Le 26 juin dernier, l’Association des Directeurs Immobiliers (ADI) a réuni à Bordeaux une cinquantaine de professionnels de l’immobilier d’entreprise et d’acteurs publics autour d’un sujet central : l’attractivité des territoires pour les implantations tertiaires en France. Organisée en partenariat avec EY, Euroméditerranée et La Française REM, cette conférence s’inscrivait dans le cadre de la 3e édition du Baromètre des implantations tertiaires, dont un nouveau volet a été dévoilé à cette occasion.
Cette rencontre a été marquée par la richesse des échanges et la qualité des interventions de Florence Bertolacci, senior manager chez EY, Corinne Orsoni, directrice du développement économique à Euroméditerranée, Laurent Adrien, directeur asset management immobilier d’entreprise chez La Française REM, Thierry Decadt, Directeur de l’Immobilier à l’Université de Bordeaux, ainsi qu’Élodie Texier, enseignante-chercheuse à l’ESPI campus de Bordeaux et chercheuse associée au laboratoire RURALITÉS.
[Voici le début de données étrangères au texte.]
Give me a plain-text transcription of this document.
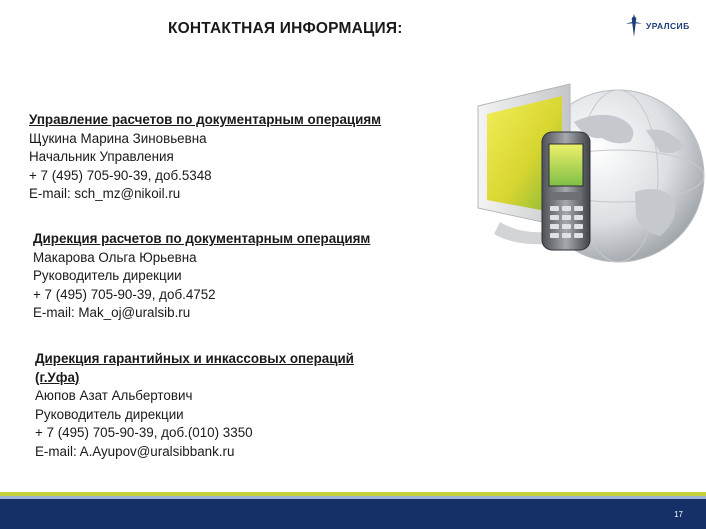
КОНТАКТНАЯ ИНФОРМАЦИЯ:	УРАЛСИБ
Управление расчетов по документарным операциям
Щукина Марина Зиновьевна
Начальник Управления
+ 7 (495) 705-90-39, доб.5348
E-mail: sch_mz@nikoil.ru
Дирекция расчетов по документарным операциям
Макарова Ольга Юрьевна
Руководитель дирекции
+ 7 (495) 705-90-39, доб.4752
E-mail: Mak_oj@uralsib.ru
Дирекция гарантийных и инкассовых операций
(г.Уфа)
Аюпов Азат Альбертович
Руководитель дирекции
+ 7 (495) 705-90-39, доб.(010) 3350
E-mail: A.Ayupov@uralsibbank.ru
17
Les participants ont pu découvrir en avant-première les résultats actualisés de l’étude menée auprès de 282 décideurs immobiliers entre novembre 2024 et janvier 2025. Celle-ci met en lumière une tendance forte : entre 2022 et 2024, le Grand Ouest s’impose comme un poids lourd des implantations tertiaires en France. À lui seul, ce vaste territoire – englobant la Bretagne, les Pays de la Loire, la Nouvelle-Aquitaine et l’Occitanie – concentre 45% des projets d’implantation ou d’extension tertiaire, soit 1 656 immeubles de bureaux sur un total national de 4 011. L’Occitanie arrive en tête des implantations avec 479 projets, suivie de la Bretagne (419), des Pays de la Loire (403) et de la Nouvelle-Aquitaine (355).
Cette dynamique régionale s’explique par plusieurs facteurs-clés qui orienteront durablement les stratégies d’implantation à horizon 2030. La première attente des décideurs concerne l’accessibilité du territoire. La proximité des transports – qu’il s’agisse du tramway, des métros ou des gares – est désormais considérée comme essentielle, reflet des nouvelles exigences des collaborateurs en matière de qualité de vie au travail. Le coût de l’immobilier arrive en deuxième position, dans un contexte économique marqué par des incertitudes et une pression accrue sur la rationalisation des espaces. Viennent ensuite la qualité du cadre de vie, la disponibilité des compétences sur le territoire, et enfin la qualité et la diversité de l’offre immobilière, qui reste un levier majeur d’attractivité.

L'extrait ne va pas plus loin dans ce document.